La fabbrica intelligente chiede un new deal sulle competenze 4.0
Il salto di qualità della manifattura del futuro chiede un new deal delle competenze 4.0, innanzitutto per non lasciare indietro i lavoratori, visto che nel nostro paese solo il 42% degli adulti possiede competenze digitali di base. In secondo luogo, guardando ai giovani bisogna ridare centralità all’istruzione tecnico scientifica, prevedendo un riconoscimento legale tra ITS ed Università. In terzo luogo serve cambiare marcia sulla formazione continua, disegnando nuovi assetti e nuove forme di incentivazione per i lavoratori del domani. A queste si aggiungano altre due proposte e cioè gli obiettivi quantitativi sulla formazione digitale e 4.0, creando sistemi di misurazione e monitoraggio della performance e l’investimento per la rinascita del Mezzogiorno italiano. Sono queste le cinque proposte nate dalla riflessione innescata dallo studio “Capacità e competenze per l’Intelligent Manufacturing”, realizzato da The European House – Ambrosetti in collaborazione con Philip Morris Italia. I dati sono stati raccolti con interviste ai vertici di Regioni, istituzioni scolastiche, ITS, parti sociali, Università, associazioni di categoria, Ministeri competenti nonché indagini rivolte a oltre 150 imprese. « Questo studio rappresenta un importantissimo punto di partenza per elaborare l’offerta formativa del nostro Institute for Manufacturing Competences che inaugureremo a Bologna accanto al nostro stabilimento nella seconda parte dell’anno, a supporto dello sviluppo delle competenze avanzate per le professioni del futuro nel mondo manifatturiero » , ci spiega Marco Hannappel, presidente e amministratore delegato di Philip Morris Italia, membro dell’Advisory Board che oggi presenterà i risultati in un evento online, da Taranto, a pochi giorni dalla riunione interministeriale del G20 su lavoro e istruzione che si terrà a Catania. Insieme ad Hannappel ci saranno Valerio De Molli, managing partner & ceo di The European House – Ambrosetti, il professore Giorgio Ventre della Federico II di Napoli e il professore Alberto Di Minin della Scuola Superiore Sant’Anna di Pisa.

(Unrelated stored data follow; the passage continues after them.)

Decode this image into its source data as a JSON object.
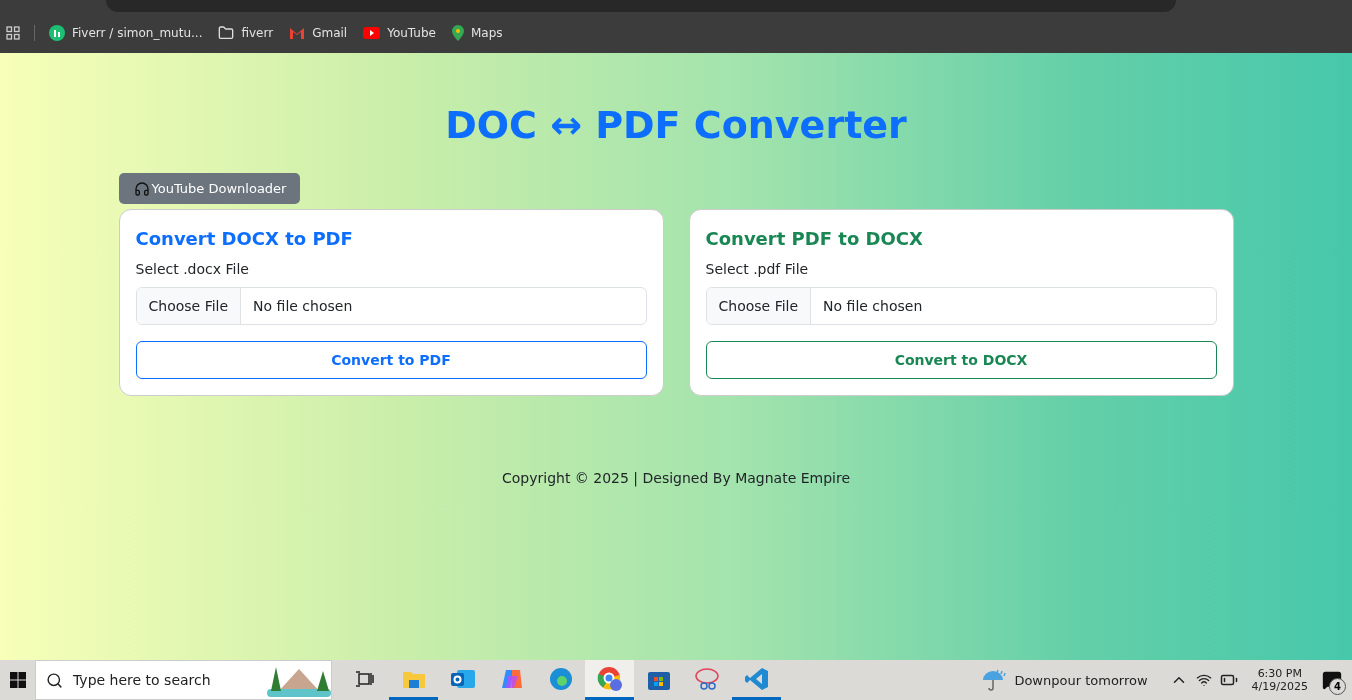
{
  "bookmarks": [
    {
      "kind": "site",
      "label": "Fiverr / simon_mutu..."
    },
    {
      "kind": "folder",
      "label": "fiverr"
    },
    {
      "kind": "mail",
      "label": "Gmail"
    },
    {
      "kind": "video",
      "label": "YouTube"
    },
    {
      "kind": "map",
      "label": "Maps"
    }
  ],
  "page": {
    "title": "DOC ↔ PDF Converter",
    "nav_button": "YouTube Downloader",
    "cards": [
      {
        "kind": "primary",
        "title": "Convert DOCX to PDF",
        "label": "Select .docx File",
        "file_button": "Choose File",
        "file_status": "No file chosen",
        "action": "Convert to PDF"
      },
      {
        "kind": "success",
        "title": "Convert PDF to DOCX",
        "label": "Select .pdf File",
        "file_button": "Choose File",
        "file_status": "No file chosen",
        "action": "Convert to DOCX"
      }
    ],
    "footer": "Copyright © 2025 | Designed By Magnate Empire"
  },
  "taskbar": {
    "search_placeholder": "Type here to search",
    "apps": [
      {
        "kind": "taskview",
        "running": false,
        "selected": false
      },
      {
        "kind": "folder",
        "running": true,
        "selected": false
      },
      {
        "kind": "mail",
        "running": false,
        "selected": false
      },
      {
        "kind": "assistant",
        "running": false,
        "selected": false
      },
      {
        "kind": "browser",
        "running": false,
        "selected": false
      },
      {
        "kind": "chrome",
        "running": true,
        "selected": true
      },
      {
        "kind": "store",
        "running": false,
        "selected": false
      },
      {
        "kind": "snip",
        "running": false,
        "selected": false
      },
      {
        "kind": "code",
        "running": true,
        "selected": false
      }
    ],
    "weather": "Downpour tomorrow",
    "time": "6:30 PM",
    "date": "4/19/2025",
    "notifications": "4"
  }
}
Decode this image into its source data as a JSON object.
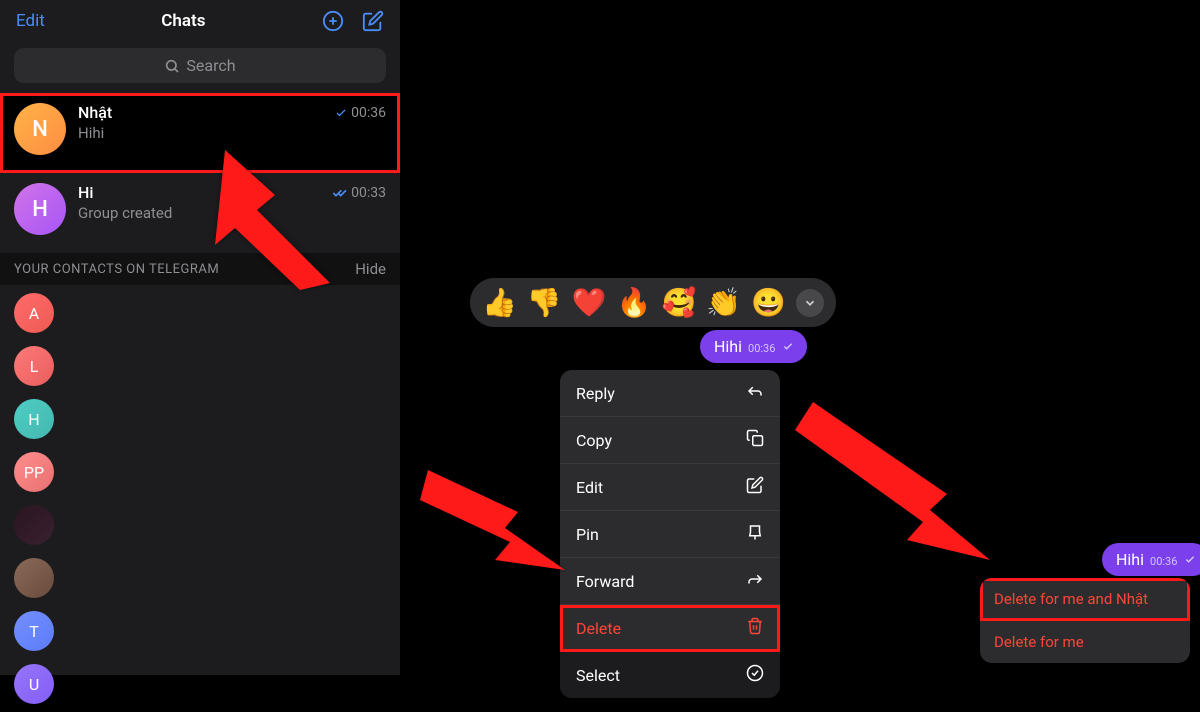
{
  "header": {
    "edit": "Edit",
    "title": "Chats"
  },
  "search": {
    "placeholder": "Search"
  },
  "chats": [
    {
      "name": "Nhật",
      "preview": "Hihi",
      "time": "00:36",
      "avatar_letter": "N",
      "avatar_bg": "linear-gradient(135deg,#ffb347,#ff8c42)",
      "highlighted": true,
      "checks": 1
    },
    {
      "name": "Hi",
      "preview": "Group created",
      "time": "00:33",
      "avatar_letter": "H",
      "avatar_bg": "linear-gradient(135deg,#d074e8,#a855f7)",
      "highlighted": false,
      "checks": 2
    }
  ],
  "section": {
    "title": "YOUR CONTACTS ON TELEGRAM",
    "hide": "Hide"
  },
  "contacts": [
    {
      "letter": "A",
      "bg": "linear-gradient(135deg,#ff6b6b,#ee5a52)"
    },
    {
      "letter": "L",
      "bg": "linear-gradient(135deg,#ff7a7a,#e85d5d)"
    },
    {
      "letter": "H",
      "bg": "linear-gradient(135deg,#4ecdc4,#44b8b0)"
    },
    {
      "letter": "PP",
      "bg": "linear-gradient(135deg,#ff8e8e,#e87070)"
    },
    {
      "letter": "",
      "bg": "linear-gradient(135deg,#2a1520,#3a2030)"
    },
    {
      "letter": "",
      "bg": "linear-gradient(135deg,#8a6a5a,#6a4a3a)"
    },
    {
      "letter": "T",
      "bg": "linear-gradient(135deg,#748ffc,#5c7cfa)"
    },
    {
      "letter": "U",
      "bg": "linear-gradient(135deg,#9775fa,#845ef7)"
    }
  ],
  "reactions": [
    "👍",
    "👎",
    "❤️",
    "🔥",
    "🥰",
    "👏",
    "😀"
  ],
  "message": {
    "text": "Hihi",
    "time": "00:36"
  },
  "context_menu": [
    {
      "label": "Reply",
      "icon": "reply"
    },
    {
      "label": "Copy",
      "icon": "copy"
    },
    {
      "label": "Edit",
      "icon": "edit"
    },
    {
      "label": "Pin",
      "icon": "pin"
    },
    {
      "label": "Forward",
      "icon": "forward"
    },
    {
      "label": "Delete",
      "icon": "trash",
      "delete": true,
      "highlighted": true
    },
    {
      "label": "Select",
      "icon": "select",
      "select": true
    }
  ],
  "delete_options": [
    {
      "label": "Delete for me and Nhật",
      "highlighted": true
    },
    {
      "label": "Delete for me",
      "highlighted": false
    }
  ],
  "colors": {
    "accent": "#4b8df8",
    "danger": "#ff453a",
    "highlight": "#ff1a1a"
  }
}
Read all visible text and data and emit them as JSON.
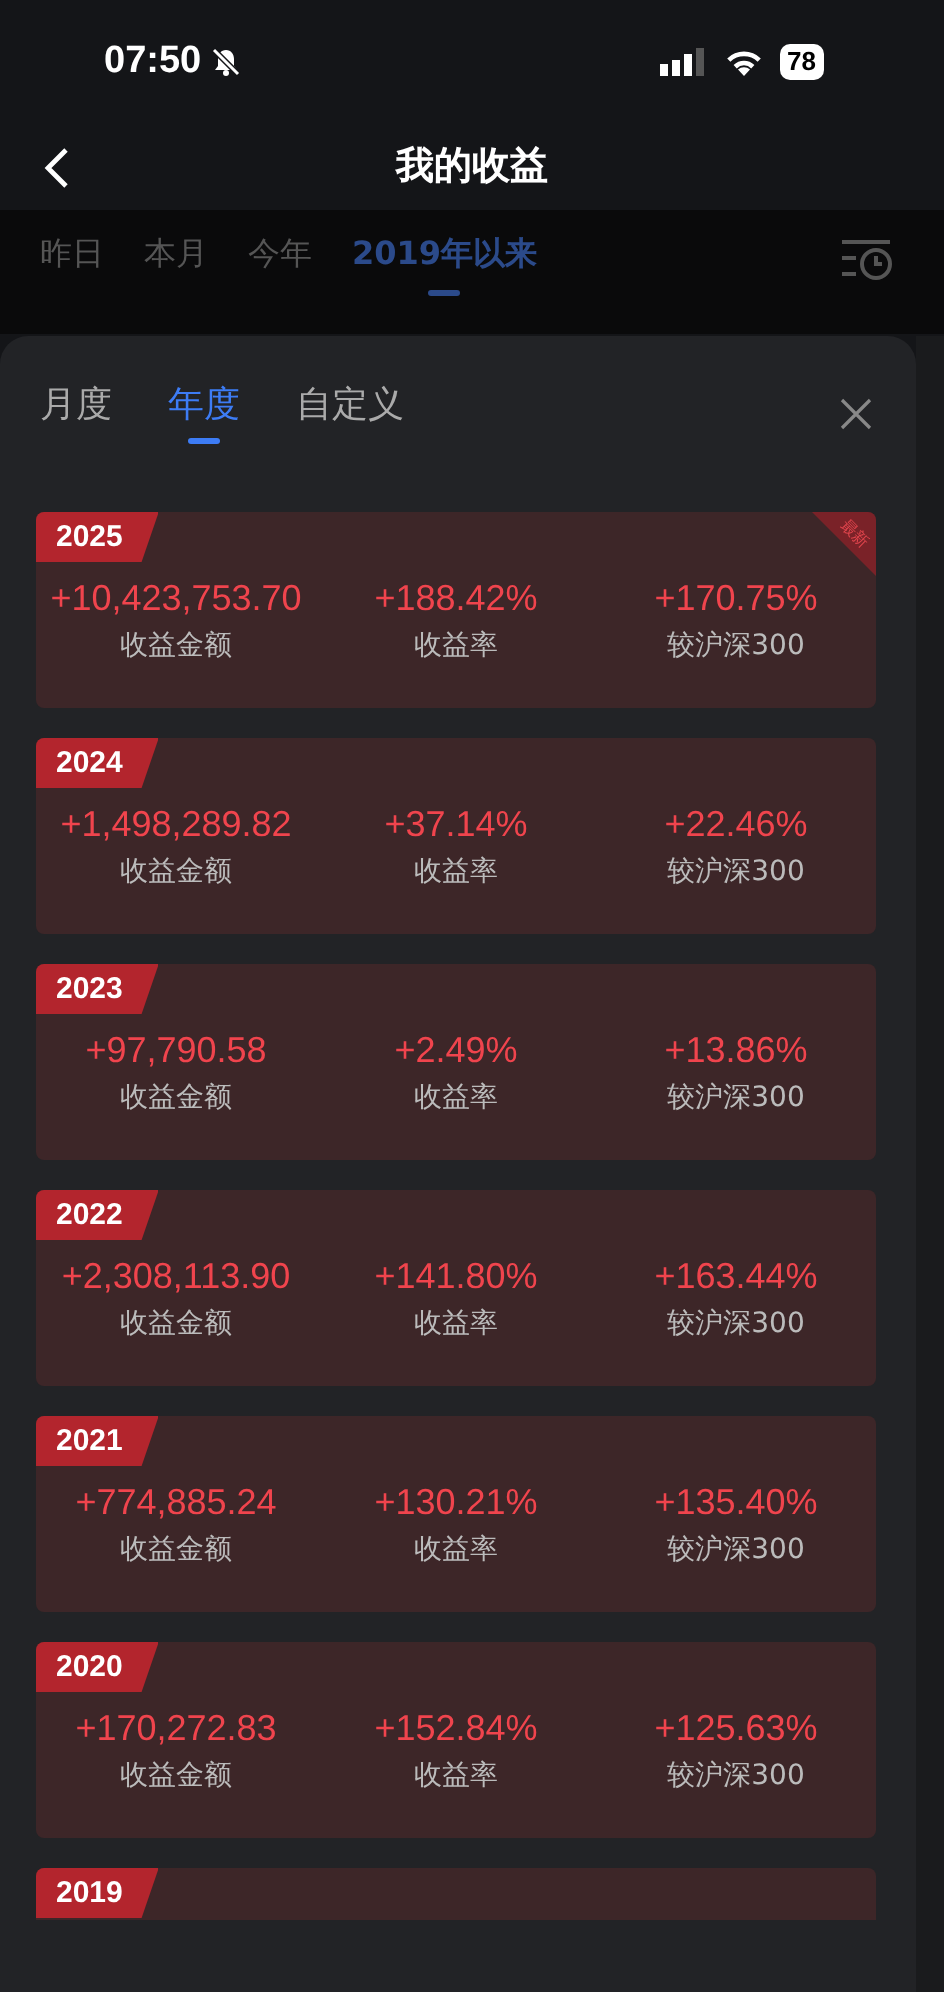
{
  "status_bar": {
    "time": "07:50",
    "battery": "78"
  },
  "header": {
    "title": "我的收益"
  },
  "period_tabs": [
    {
      "label": "昨日",
      "selected": false
    },
    {
      "label": "本月",
      "selected": false
    },
    {
      "label": "今年",
      "selected": false
    },
    {
      "label": "2019年以来",
      "selected": true
    }
  ],
  "sheet": {
    "tabs": [
      {
        "label": "月度",
        "selected": false
      },
      {
        "label": "年度",
        "selected": true
      },
      {
        "label": "自定义",
        "selected": false
      }
    ],
    "years": [
      {
        "year": "2025",
        "badge": "最新",
        "amount": "+10,423,753.70",
        "amount_label": "收益金额",
        "rate": "+188.42%",
        "rate_label": "收益率",
        "benchmark": "+170.75%",
        "benchmark_label": "较沪深300"
      },
      {
        "year": "2024",
        "amount": "+1,498,289.82",
        "amount_label": "收益金额",
        "rate": "+37.14%",
        "rate_label": "收益率",
        "benchmark": "+22.46%",
        "benchmark_label": "较沪深300"
      },
      {
        "year": "2023",
        "amount": "+97,790.58",
        "amount_label": "收益金额",
        "rate": "+2.49%",
        "rate_label": "收益率",
        "benchmark": "+13.86%",
        "benchmark_label": "较沪深300"
      },
      {
        "year": "2022",
        "amount": "+2,308,113.90",
        "amount_label": "收益金额",
        "rate": "+141.80%",
        "rate_label": "收益率",
        "benchmark": "+163.44%",
        "benchmark_label": "较沪深300"
      },
      {
        "year": "2021",
        "amount": "+774,885.24",
        "amount_label": "收益金额",
        "rate": "+130.21%",
        "rate_label": "收益率",
        "benchmark": "+135.40%",
        "benchmark_label": "较沪深300"
      },
      {
        "year": "2020",
        "amount": "+170,272.83",
        "amount_label": "收益金额",
        "rate": "+152.84%",
        "rate_label": "收益率",
        "benchmark": "+125.63%",
        "benchmark_label": "较沪深300"
      },
      {
        "year": "2019"
      }
    ]
  }
}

Se la fabbrica intelligente sembra ormai una direttrice imprescindibile per la competitività internazionale, pone alcune sfide di sistema, come per esempio quella dell’integrazione tra azienda e territorio e dell’integrazione sempre più forte tra hard e soft skill. Un’impresa su cinque, tra quelle intervistate, dice però di avere difficoltà nel reperire figure professionali adeguate, mentre il 13% lamenta carenza di competenze tra i propri lavoratori. Fra gli occupati in Italia, del resto, meno di un lavoratore su due partecipa a corsi di formazione e quasi la metà delle problematiche riscontrate all’interno delle imprese riguarda le capacità del management di comprendere, indirizzare e gestire i cambiamenti abilitabili dalla tecnologia. Data science, con il 27% di aziende a dirlo, è la prima delle criticità, seguita da competenze informatiche avanzate, indicate dal 18%, programmazione, dal 16% e project management, dal 13%. Se poi andiamo a vedere il disallineamento dei canali tradizionali di formazione, scuola e università, le imprese esprimono una fortissima insoddisfazione per le competenze dei diplomati, come dice l’ 88%, e dei laureati, come dice il 54%. « L’Italia è una potenza manifatturiera a livello globale e il surplus di 111 miliardi di euro generato dalle nostre industrie è un fattore cardine del nostro sistema economico - afferma De Molli -. La ricerca realizzata mette chiaramente in luce le fragilità del sistema della formazione a sostegno delle opportunità offerte dall’Intelligent Manufacturing e suggerisce chiare ed incisive proposte d’azione volte a fare dello sviluppo delle competenze un motore di sviluppo per il sistema- Paese » . Il tema, infatti, non è solo qualitativo. Lo studio rivela infatti carenze importanti anche sotto l’aspetto quantitativo: solo un giovane italiano su sei studia discipline Stem.